• Art
  • Berlin’s art bazaar

Art

Berlin’s art bazaar

The seventh edition of Gallery Weekend consumes the Berlin art world this weekend, boasting more galleries than ever showing off the best they have to offer.

Image for Berlin’s art bazaar
Alice Aycock/MMX/Sarkis

The seventh edition of Gallery Weekend consumes the Berlin art world this weekend, boasting more galleries than ever showing off the best they have to offer. But 44 exhibitions in three days? Only jet-lagged obsessive collectors, art scene gossips and celebrity gawkers would take the bait and attempt to take it all in.

Most of the shows are long-term events, lasting into June, making the Berliner’s task less consumption-oriented and more opportunistic. From international political intrigue to home-grown authenticity, here is our guide to the weekend’s best. Also, don’t forget to check out our interview with Gallery Weekend cofounder Esther Schipper.

Friday: Opening night (high)lights

If you thought hearing about Spargel-season was getting tiresome, just wait for the Ai Weiwei debate (more on that later). Clamoring for flashing bulbs is typical Friday night flair, but these shows, flying just below the radar, are actually about the art.

The incomparable sculptor Alice Aycock is at Galerie Thomas Schulte, displaying her divinely-inspired work The Wavy Enneper. Actually it’s a genial marriage of mathematical theory and natural beauty. It’s huge. And it’s brilliant.

On a black-tie kind of night, the Venice Beach punk-rock illustrative artist Raymond Pettibon, whose 1980s album covers for SST Records are legendary, will be at Contemporary Fine Arts. Berlin-based Anselm Reyle, a collector favorite, will be showing as well.

Johnen Galerie divides its space between Martin Creed, on the 10th anniversary of his Turner Prize-winning installation at Tate Gallery, and polaroids from Canadian-born and one-time Berlin expat Attila Richard Lukacs. The Lazarus-like Lukacs always has a beautifully shocking story to tell.

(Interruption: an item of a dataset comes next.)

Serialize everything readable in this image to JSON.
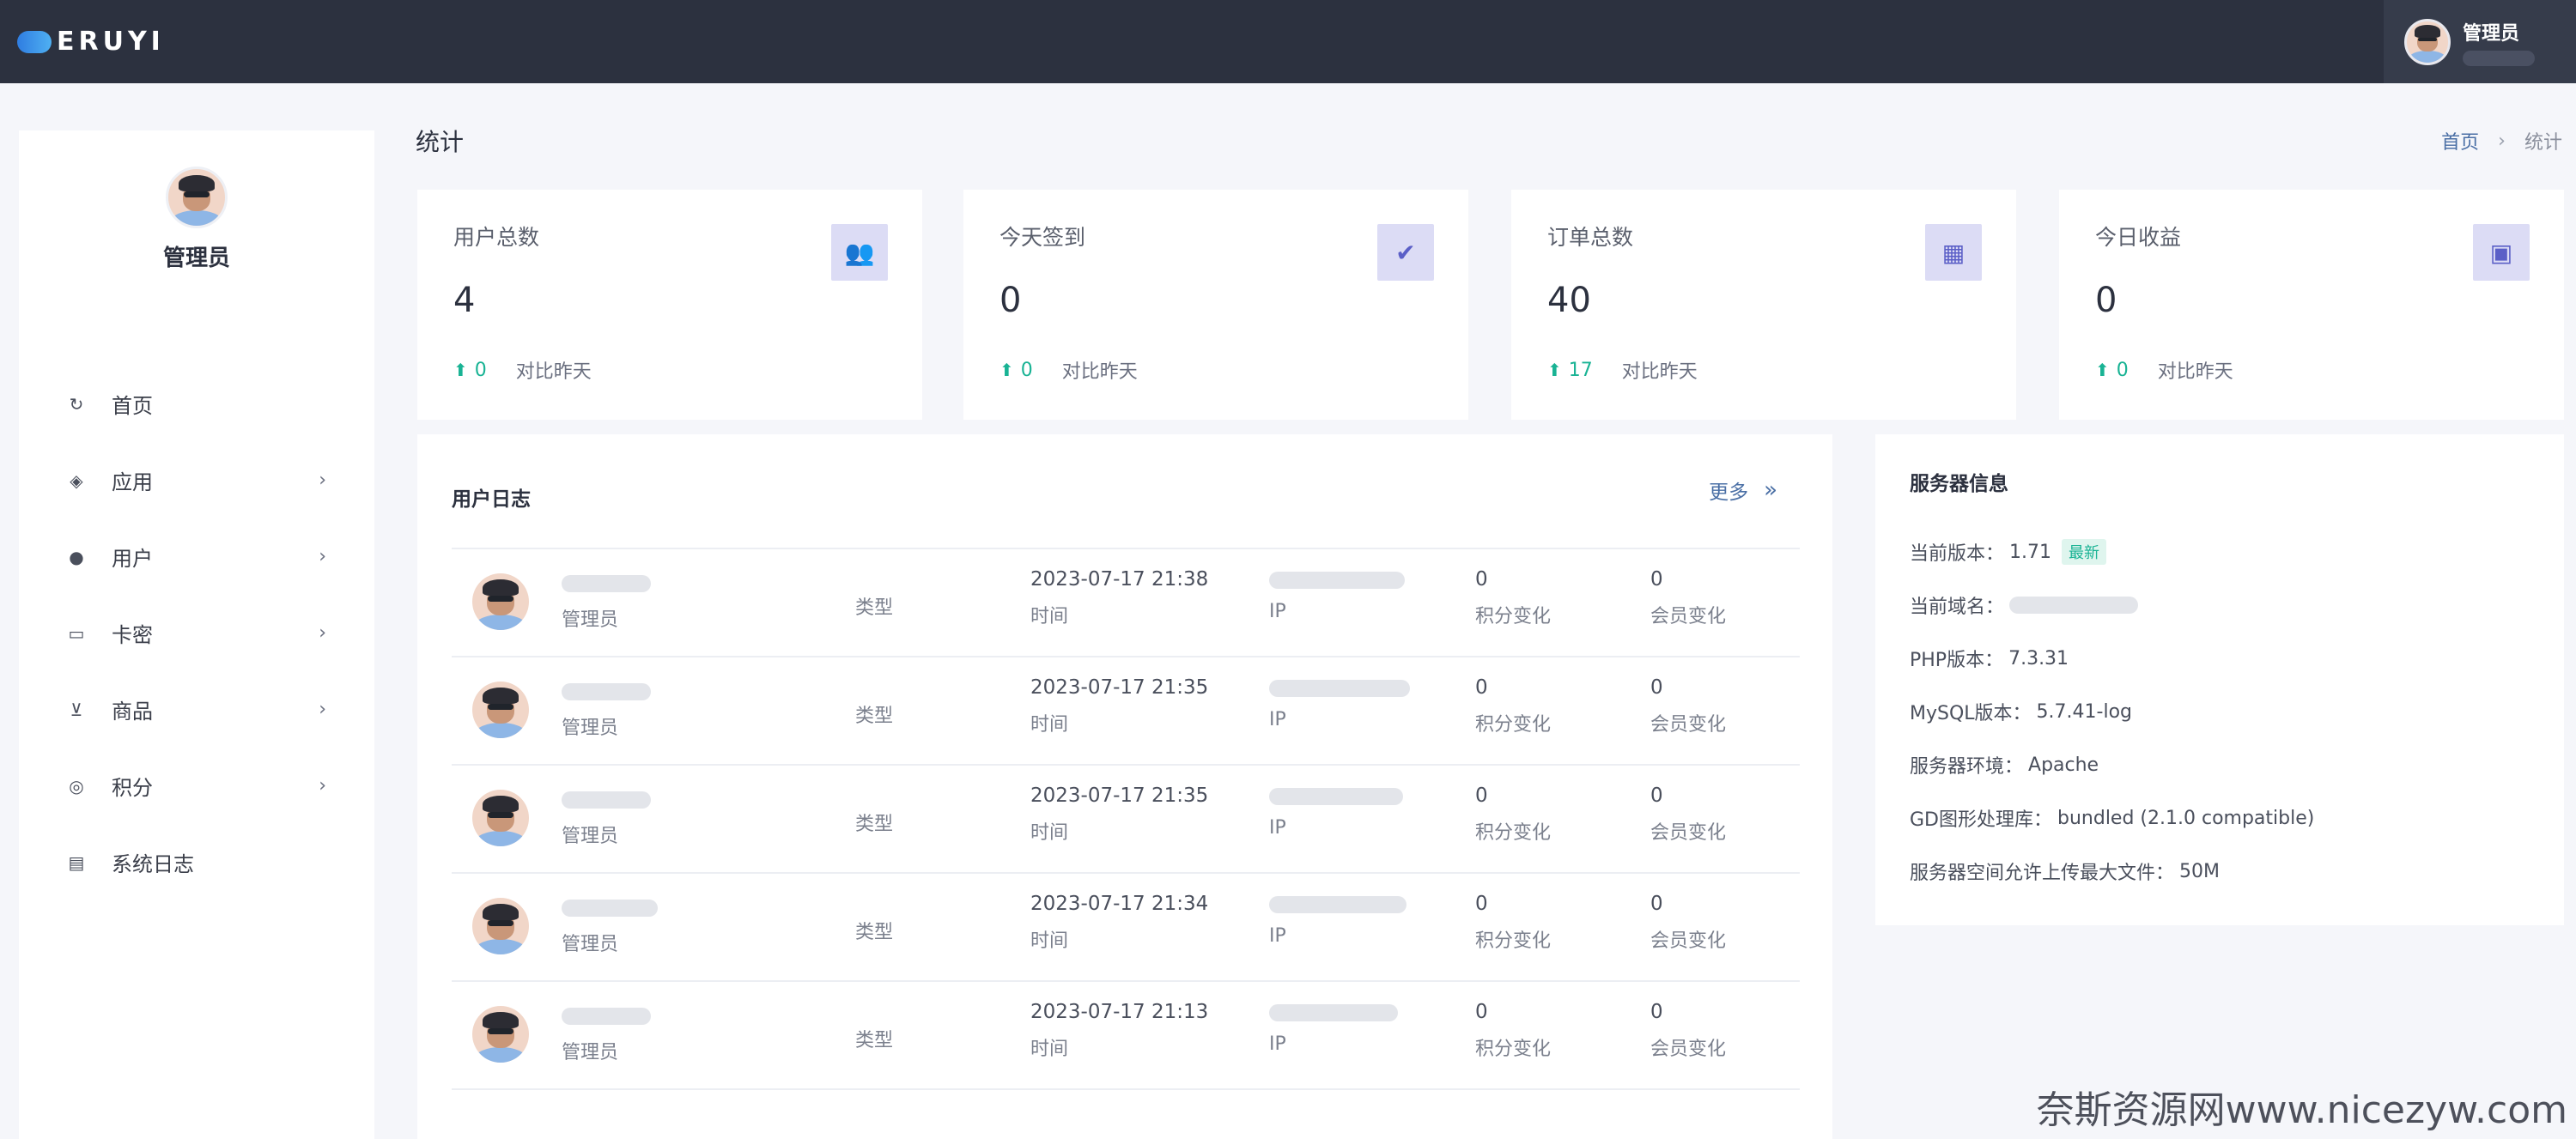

Saturday: Insider/Outsider

It costs money to be crowned a Gallery Weekend gallery. Most must focus on international (read: Düsseldorf) collectors this weekend. But some of our Berlin favorites do a little piggy-backing, using the occasion to throw parties of their own.

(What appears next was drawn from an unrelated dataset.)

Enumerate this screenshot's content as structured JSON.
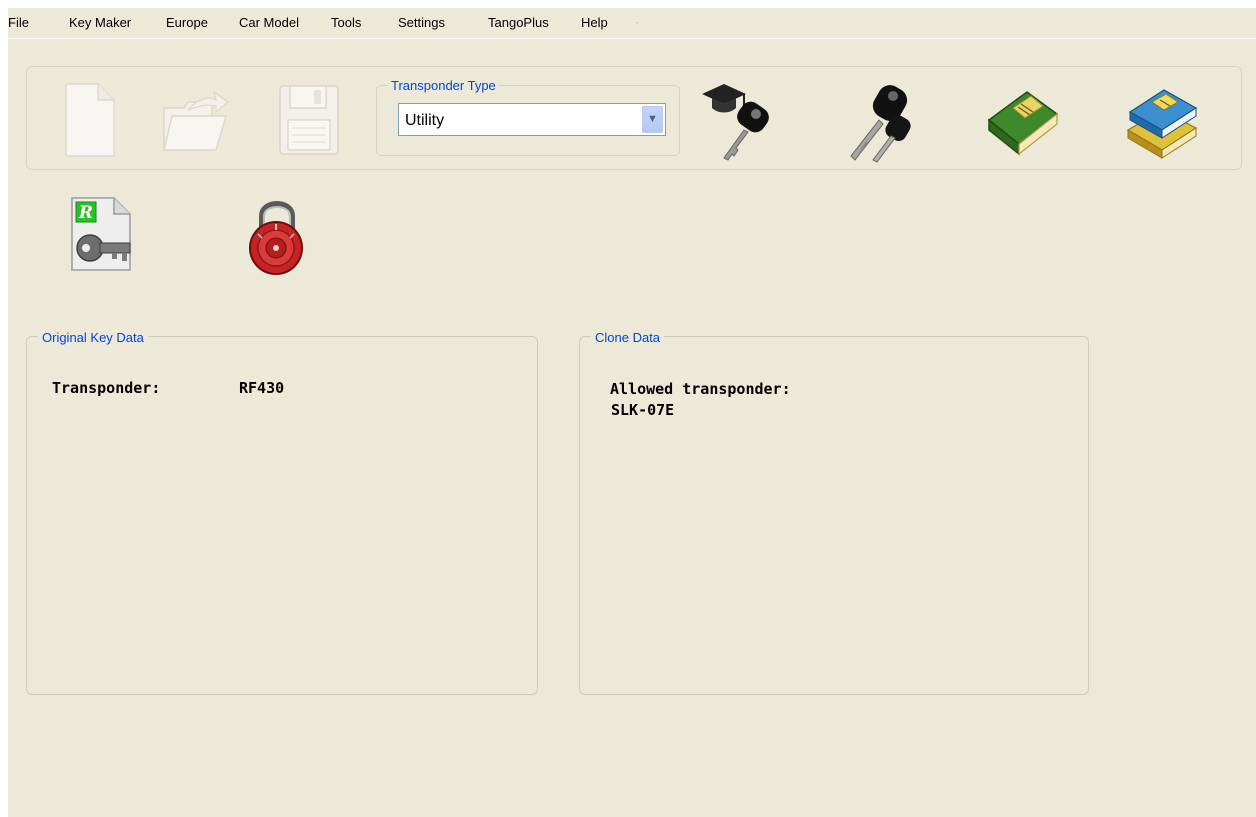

Tanas has shown Sarkis’ The Speed of Colors since the beginning of February, but the prophetically-timed exhibition uses Gallery Weekend as an excuse to invite the 72-year-old artist to Berlin for a weekend of participatory events, including an English-language dialogue with the artist himself (18:00). The early front-runner for show-of-the-year just got better.

MMX is a thing of the past. But the already legendary open-art venue reopens for a three-day exhibition. The ever-more rugged MMX team, fresh from excavating the new space Co Verlag at Torstraße 111, celebrates the release of the book that will immortalize last year’s project, again lighting-up the front garden on Linienstraße. And, in a nod to nostalgia, Tacos Berlin will be on the premises all weekend long.

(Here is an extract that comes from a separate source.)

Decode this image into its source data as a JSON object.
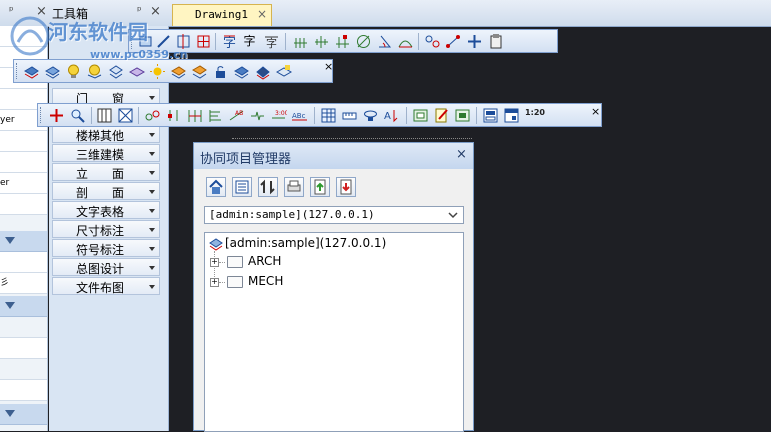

Gallery Weekend has yet to find its way to Köpenicker Straße, the new home of Exile. But no doubt collectors-in-the-know will venture out to catch the opening of Martin Kohout’s Glare Inland, Quiet Attachment. The Prague-born, Berlin-based artist’s new show will be inaugurated by a live performance from o F F.

Sunday: May Day

It’s difficult to imagine gallery viewing on May Day in Berlin. It’s a day for revolution, for discontentment and dissidence. No worry. Revolution and rebellion are as much a part of Gallery Weekend as the art.

Harry Blain and Graham Southern ditched Haunch of Venison last year. Less than six months after Christie’s permanently closed the doors, the London pair is back to take Berlin. Opening Blain|Southern on Potsdamer Straße with post-YBA favorites Tim Noble and Sue Webster this weekend is a statement. The pharaoh tomb-inspired, labyrinth installation might just lead somewhere.

“Who’s afraid of Ai Weiwei?” So read many of the handmade signs protesting the artist’s disappearance. Elizabeth Taylor is rolling over in her grave, probably onto Michael Jackson. I’m still inclined to believe it’s all a brilliant performance piece. But if not, it will be a relief for his art to take center stage at Neugerriemschneider. And by Sunday, Amnesty International should have stopped protesting.

Klosterfelde shows John Bock, the Berlin-based performance artist. His work is confrontational, leaving audiences with an unconventional feeling and a taste for action. He performs at Schinkel Pavillon (15:00), with plenty of daylight remaining for auto burning and other expressions of anarchical tendencies.

Those who wish to assert themselves in a more socially-accepted manner, hobnobbing with the crème de la crème can try to muster a table at Grill Royal. Vegans are better off trying their luck with Martinis at Paris Bar, a whiskey-sour at Victoria Bar or a nightcap at Broken Hearts Club. It’s an art weekend in an art city. Live it large.